Like most anglers I’ve been staring in despair at the weather forecasts wondering when things would change for the better. Sure, I’ve managed the odd snatched hour when the rain’s held off long enough to make a trip out feasible but, even then, the cold gusty easterly has made things difficult and not exactly pleasurable. I did have a more pleasant experience yesterday morning when I fished the Kennels beat of the Charfield section of the Little River Avon. On Friday evening the water was starting to fine down but there was only about 6″ of visibility but, by Sunday it was greatly improved and just about perfect. In the short time I had I managed to winkle out a brace of 10″ brownies still sporting feint parr marks – a very encouraging clue as to the health of the river.

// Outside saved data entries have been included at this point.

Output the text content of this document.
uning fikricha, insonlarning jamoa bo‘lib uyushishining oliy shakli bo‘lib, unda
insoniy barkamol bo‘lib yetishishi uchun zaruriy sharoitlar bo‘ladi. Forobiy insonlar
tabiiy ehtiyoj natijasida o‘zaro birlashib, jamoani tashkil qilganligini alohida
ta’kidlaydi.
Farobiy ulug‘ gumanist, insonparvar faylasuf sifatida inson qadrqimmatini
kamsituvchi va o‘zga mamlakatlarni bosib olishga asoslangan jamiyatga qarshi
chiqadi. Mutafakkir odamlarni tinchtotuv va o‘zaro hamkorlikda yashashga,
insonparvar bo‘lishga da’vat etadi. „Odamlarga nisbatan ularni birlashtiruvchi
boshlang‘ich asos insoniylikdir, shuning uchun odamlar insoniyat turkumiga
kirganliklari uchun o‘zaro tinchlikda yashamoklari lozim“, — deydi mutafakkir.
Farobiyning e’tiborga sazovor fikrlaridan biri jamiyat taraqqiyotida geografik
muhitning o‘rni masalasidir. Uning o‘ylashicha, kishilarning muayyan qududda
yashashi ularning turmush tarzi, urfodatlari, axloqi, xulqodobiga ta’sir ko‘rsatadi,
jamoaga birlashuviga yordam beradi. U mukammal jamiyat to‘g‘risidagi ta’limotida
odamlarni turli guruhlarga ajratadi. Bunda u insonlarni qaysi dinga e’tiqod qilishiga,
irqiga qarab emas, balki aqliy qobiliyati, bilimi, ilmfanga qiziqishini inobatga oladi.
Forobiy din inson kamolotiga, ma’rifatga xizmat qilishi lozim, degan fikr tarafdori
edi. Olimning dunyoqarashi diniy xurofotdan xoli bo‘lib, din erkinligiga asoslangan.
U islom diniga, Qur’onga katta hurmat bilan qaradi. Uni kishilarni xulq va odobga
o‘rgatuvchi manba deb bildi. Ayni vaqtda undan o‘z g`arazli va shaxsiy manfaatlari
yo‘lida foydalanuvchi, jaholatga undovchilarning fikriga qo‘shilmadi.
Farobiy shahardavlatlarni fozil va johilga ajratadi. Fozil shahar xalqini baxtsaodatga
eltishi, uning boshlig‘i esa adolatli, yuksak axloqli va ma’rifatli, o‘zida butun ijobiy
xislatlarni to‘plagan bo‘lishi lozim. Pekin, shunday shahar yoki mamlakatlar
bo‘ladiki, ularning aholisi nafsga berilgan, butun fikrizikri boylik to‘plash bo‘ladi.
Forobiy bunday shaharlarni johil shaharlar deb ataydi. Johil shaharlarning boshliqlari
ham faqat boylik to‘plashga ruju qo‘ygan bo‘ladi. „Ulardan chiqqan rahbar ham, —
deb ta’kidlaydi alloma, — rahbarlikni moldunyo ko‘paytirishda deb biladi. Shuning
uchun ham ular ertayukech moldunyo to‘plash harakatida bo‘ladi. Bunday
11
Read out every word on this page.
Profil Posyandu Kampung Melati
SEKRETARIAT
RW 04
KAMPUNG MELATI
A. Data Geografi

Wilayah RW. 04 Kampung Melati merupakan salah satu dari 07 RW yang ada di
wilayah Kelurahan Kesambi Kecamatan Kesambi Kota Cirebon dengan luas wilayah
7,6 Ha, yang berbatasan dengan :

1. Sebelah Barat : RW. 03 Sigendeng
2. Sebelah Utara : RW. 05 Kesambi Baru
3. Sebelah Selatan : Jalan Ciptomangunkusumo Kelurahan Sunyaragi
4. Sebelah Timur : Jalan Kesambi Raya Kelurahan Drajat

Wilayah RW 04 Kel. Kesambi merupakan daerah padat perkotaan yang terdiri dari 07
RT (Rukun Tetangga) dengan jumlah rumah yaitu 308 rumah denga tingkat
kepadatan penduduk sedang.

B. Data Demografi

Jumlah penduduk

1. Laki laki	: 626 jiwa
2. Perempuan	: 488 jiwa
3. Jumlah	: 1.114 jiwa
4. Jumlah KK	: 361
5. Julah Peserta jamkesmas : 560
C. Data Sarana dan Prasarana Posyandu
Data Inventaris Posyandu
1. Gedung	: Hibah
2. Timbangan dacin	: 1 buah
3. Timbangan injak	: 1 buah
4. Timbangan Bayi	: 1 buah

I hear that the Monnow is still completely washed out so, until things improve I guess I’ll be staying to the east of the Severn.

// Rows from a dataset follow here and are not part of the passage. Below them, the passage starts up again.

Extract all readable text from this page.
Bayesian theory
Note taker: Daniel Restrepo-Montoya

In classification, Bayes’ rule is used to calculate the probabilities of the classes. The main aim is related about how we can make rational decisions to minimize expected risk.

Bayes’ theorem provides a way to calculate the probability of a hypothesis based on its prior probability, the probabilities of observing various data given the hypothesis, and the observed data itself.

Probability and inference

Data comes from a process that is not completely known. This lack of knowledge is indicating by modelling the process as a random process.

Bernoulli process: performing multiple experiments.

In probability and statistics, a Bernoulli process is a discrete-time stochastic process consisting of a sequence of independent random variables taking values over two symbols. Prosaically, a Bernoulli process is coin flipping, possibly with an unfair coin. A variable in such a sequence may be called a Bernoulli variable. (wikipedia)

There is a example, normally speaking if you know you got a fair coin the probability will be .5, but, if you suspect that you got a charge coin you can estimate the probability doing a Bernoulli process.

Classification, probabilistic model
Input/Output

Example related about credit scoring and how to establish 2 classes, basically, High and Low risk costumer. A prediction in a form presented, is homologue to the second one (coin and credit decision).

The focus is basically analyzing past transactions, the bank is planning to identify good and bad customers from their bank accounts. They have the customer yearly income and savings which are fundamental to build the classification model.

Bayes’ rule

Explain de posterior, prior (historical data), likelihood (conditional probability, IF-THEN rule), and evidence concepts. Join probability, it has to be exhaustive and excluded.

Whilst I may have neglected this blog I have not been entirely idle in the world of on-line fishing. I have been asked to give a much needed makeover to the Charfield AA’s web site. Though it’s still in it’s infancy you can get a sneak preview here – any comments, criticisms or suggestions would be most welcome.
I had an after-work visit to my therapist yesterday. She soothes my furrowed brow and washes away the cares of a complicated life but sometimes I come away thinking ‘what was she trying to tell me?’ Not this time though; I left with the clear and resounding message ‘you’re not very good at this; are you?’

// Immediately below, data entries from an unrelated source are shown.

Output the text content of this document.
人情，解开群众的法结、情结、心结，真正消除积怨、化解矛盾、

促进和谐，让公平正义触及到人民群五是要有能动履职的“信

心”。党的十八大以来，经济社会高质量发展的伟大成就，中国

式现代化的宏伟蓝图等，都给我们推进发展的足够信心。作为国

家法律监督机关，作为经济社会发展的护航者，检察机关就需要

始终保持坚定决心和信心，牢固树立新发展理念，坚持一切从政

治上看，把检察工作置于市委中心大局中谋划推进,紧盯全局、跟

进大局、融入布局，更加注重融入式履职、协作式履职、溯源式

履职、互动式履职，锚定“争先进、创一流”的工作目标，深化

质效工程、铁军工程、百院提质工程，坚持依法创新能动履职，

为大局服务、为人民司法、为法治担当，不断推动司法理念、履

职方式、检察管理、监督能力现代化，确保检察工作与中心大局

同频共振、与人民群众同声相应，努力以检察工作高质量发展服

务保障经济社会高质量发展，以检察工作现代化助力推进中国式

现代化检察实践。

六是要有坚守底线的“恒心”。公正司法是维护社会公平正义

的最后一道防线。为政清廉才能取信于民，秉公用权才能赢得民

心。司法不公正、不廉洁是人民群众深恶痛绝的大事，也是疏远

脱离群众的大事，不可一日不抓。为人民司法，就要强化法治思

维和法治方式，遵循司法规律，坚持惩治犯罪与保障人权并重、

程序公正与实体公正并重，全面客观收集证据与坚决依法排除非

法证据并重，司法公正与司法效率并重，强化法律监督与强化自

I parked by the bridge on the A38 and, as I always do, peeped over the parapet to see what’s happening below. Immediately I saw two large dark shapes streaking off down-stream – Bugger! We’ve had a little rain over the past few days so I was expecting at least a tinge of colour, but the water was low and gin clear. I scanned the river bed and my eyes came to rest where the side stream joins the main river by the northern tunnel – a shoal of Grayling. 30, possibly 40 small ladies of about 8 to 10 inches moving as one body but constantly changing their position in the shoal. Wonderful.
Sometimes these after-work excursions have an element of pressure about them as I’m stealing time between work and home commitments but this time I had nowhere to be, no-one to see, so I could afford to take my time. Nothing hatching and no sign of fish moving so I went exploring the deeper channels with a pair of nymphs. All of the usual places proved fruitless but somehow I didn’t get frustrated and I moved up to the shallower section just below the tunnels where I made the decision not to fish blindly but to practice my fish spotting skills in the sandy, gravelly channels between the waving weeds.
I spent the best part of an hour searching for a sign; a flash, a shadow, an unusual movement – nothing. So I returned to the bridge to see if the Grayling were still in residence. Of course, they weren’t. I can only assume they had a prior engagement – either that or the local kids had been throwing stones at them again.
So what did I learn from my unsuccessful foray? I need more practice.